Over the past decade, the robotics sector has been advancing at pace. Early-stage, experimental research projects have given way to major-scale R&D programmes aimed at finding new applications for robotics technologies in a variety of industry sectors. As it stands, we are looking at commercial robots generating significant profits.
Such rapid market expansion brings additional risks for innovators however. Robotics has become an increasingly litigious field of research science, where the risk of infringing patents owned by a third party, or having one’s own patents infringed, is on the rise. Businesses or individuals found to have infringed a third party’s patent rights could face an injunction and be forced to withdraw their commercial product from the market.
There is also a significant market opportunity of course. The robotics sector is continuing to grow, with research suggesting that the market is projected to reach US$34.94bn this year. Innovators who succeed in developing a market-leading product could potentially license their patented technology to third parties and earn royalties for years to come.
In the meantime, given the absence of any dominant market leaders, more patent-related disputes are likely as robotics innovators jostle for position in a fast-growing market.
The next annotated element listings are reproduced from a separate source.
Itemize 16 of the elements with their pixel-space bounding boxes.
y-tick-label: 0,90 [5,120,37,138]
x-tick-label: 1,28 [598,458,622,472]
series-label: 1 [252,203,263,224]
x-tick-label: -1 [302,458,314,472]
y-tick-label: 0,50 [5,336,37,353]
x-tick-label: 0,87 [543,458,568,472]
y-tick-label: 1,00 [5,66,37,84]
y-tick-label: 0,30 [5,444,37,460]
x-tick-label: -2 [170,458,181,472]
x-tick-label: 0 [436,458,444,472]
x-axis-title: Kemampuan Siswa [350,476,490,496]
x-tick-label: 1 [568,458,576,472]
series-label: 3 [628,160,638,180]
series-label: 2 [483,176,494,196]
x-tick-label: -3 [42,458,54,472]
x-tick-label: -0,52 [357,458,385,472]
Keeping an eye on global disputes
Robotics solutions for use in the warehouse and logistics sector are more likely to engender patent litigation due to the commercial nature of their application. The Ocado v AutoStore lawsuit is a prime example of this, with the latter asserting a total of six patent infringement claims against the grocery tech giant in late 2020 and the former counterclaiming for infringement of multiple patents of their own.
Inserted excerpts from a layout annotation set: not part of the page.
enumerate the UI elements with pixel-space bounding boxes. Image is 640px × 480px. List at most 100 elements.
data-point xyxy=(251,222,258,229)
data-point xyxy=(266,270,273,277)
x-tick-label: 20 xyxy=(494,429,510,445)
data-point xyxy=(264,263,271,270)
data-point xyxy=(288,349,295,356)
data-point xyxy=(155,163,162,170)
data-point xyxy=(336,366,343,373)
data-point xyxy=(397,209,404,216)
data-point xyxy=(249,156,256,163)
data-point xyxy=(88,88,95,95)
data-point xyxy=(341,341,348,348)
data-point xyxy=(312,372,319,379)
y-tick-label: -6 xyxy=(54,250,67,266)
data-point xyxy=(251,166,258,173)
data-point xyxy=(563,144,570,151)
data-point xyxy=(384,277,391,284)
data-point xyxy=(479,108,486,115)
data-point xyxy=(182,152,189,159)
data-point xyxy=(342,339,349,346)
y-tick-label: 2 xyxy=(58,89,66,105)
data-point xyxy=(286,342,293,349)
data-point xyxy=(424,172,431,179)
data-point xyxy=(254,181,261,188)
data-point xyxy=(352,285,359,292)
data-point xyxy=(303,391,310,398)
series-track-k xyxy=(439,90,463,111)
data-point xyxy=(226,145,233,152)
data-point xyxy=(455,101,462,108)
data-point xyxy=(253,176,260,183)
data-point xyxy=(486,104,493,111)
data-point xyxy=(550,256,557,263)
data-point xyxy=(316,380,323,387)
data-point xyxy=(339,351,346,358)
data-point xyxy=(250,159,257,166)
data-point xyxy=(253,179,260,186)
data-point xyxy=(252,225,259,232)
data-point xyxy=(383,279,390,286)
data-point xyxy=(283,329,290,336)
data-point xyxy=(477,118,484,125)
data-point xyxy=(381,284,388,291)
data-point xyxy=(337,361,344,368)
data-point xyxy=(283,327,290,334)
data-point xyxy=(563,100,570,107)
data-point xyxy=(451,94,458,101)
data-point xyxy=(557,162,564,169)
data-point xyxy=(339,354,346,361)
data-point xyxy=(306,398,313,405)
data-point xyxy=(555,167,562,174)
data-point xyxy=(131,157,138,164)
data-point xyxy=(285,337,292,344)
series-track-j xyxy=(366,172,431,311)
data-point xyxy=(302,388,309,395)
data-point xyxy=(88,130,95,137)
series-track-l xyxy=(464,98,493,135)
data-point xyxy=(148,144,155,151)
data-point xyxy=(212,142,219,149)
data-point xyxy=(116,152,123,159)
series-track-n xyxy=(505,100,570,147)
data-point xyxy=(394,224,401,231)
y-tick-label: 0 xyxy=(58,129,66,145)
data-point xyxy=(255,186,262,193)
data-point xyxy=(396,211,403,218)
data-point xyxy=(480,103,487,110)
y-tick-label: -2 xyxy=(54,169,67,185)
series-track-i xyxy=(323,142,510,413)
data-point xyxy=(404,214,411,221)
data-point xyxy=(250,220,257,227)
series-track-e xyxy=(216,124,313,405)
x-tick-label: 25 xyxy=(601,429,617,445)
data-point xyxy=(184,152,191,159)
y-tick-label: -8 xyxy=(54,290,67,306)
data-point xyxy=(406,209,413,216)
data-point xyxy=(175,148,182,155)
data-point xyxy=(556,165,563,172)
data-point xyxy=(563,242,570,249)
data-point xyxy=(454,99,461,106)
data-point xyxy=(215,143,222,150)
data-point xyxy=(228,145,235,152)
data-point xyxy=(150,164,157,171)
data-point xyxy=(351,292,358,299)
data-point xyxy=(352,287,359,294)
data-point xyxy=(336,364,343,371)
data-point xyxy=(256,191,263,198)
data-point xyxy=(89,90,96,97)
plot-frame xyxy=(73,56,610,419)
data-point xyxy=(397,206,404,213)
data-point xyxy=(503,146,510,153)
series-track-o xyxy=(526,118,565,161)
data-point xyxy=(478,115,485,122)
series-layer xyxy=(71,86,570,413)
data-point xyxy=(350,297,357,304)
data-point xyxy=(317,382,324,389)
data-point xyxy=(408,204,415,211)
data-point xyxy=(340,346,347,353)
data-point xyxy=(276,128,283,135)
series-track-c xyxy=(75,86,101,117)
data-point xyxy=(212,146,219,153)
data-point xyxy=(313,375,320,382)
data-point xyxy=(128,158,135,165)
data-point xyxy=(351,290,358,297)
Notably, this lawsuit is the largest patent infringement case of its kind involving a robotics manufacturer and the high-profile nature of the action emphasises the substantial risk that innovators face when developing new products and bringing them to market. This is particularly true of companies who may wish to bring an infringement action against a competitor, only to find that they may be the perpetrator of a similar infringement.
Ongoing litigation between engineering and robotics design firm, Boston Dynamics, and rival, Ghost Robotics, over the alleged infringement of seven patents associated with its four-legged robot, ‘Spot’, should further encourage caution when entering the market.
Both lawsuits demonstrate the lengths robotics companies are prepared to go to, to secure a potentially lucrative, monopoly stake in a fast-growing market.
The importance of due diligence
In a fast-developing market, it is particularly important for robotics innovators to secure patent protection for their innovations at an early stage, if only to avoid a competitor coming up with something similar and securing exclusivity rights ahead of them.
The commercial value of patent rights also means that they should be well protected. For example, it may be tempting for a new entrant to the market to share their patented technologies in the spirit of openness. However, to do so without formalising an agreement setting out who owns what, and who will own any future IP rights, would be naïve. This approach could leave them collaborating in a project that delivers no commercial value.
Before investing in R&D activity, it is vital to carry out research to identify any existing patents in the same technological sphere that could pose a risk of litigation. The embarrassment and damage, both financial and reputational, of inadvertently infringing a competitor’s patent and losing a patent litigation case should not be understated. To mitigate this risk, innovators should prioritise due diligence to identify their freedom to operate solutions for a given market. Mapping the patent-filing landscape is key, especially when a competitor’s portfolio is sizeable and negotiating a licensing agreement is unlikely to be possible.
Safeguarding against infringement
As UK law prohibits individuals and companies from making unjustified threats of litigation, robotics companies that suspect an infringement has occurred should seek the help of a patent attorney. Companies which are over-zealous in their accusations could be forced to pay damages, so it is important to assess a situation carefully before filing a lawsuit.
Patent litigation should never be the first option when a potential infringement has occurred. It should only be pursued if mediation, negotiation, and considering licensing deals have failed to provide a solution. In fact, before any action is taken, innovators should consider the commercial outcome and base their decision to proceed or not on this information.
A common commercial settlement is for companies to cross-licence their rights, mutually agreeing to allow the other to act. However, in order to keep this option open, it is important to maintain one’s own patent portfolio, giving a stronger position when entering negotiations. A company who maintains a strong patent filing strategy may therefore be at lower risk of losing out in the case of infringement.
With so many companies developing products, and with varying degrees of transparency surrounding their design and operation, awareness of the rules governing patents and how to protect them varies from company to company. To this end, innovators entering the space should research patent-filing activity carefully and seek professional advice before getting involved in collaborative projects. Understanding the role of IP in commercialisation is key to success, and any missteps could have potentially costly consequences.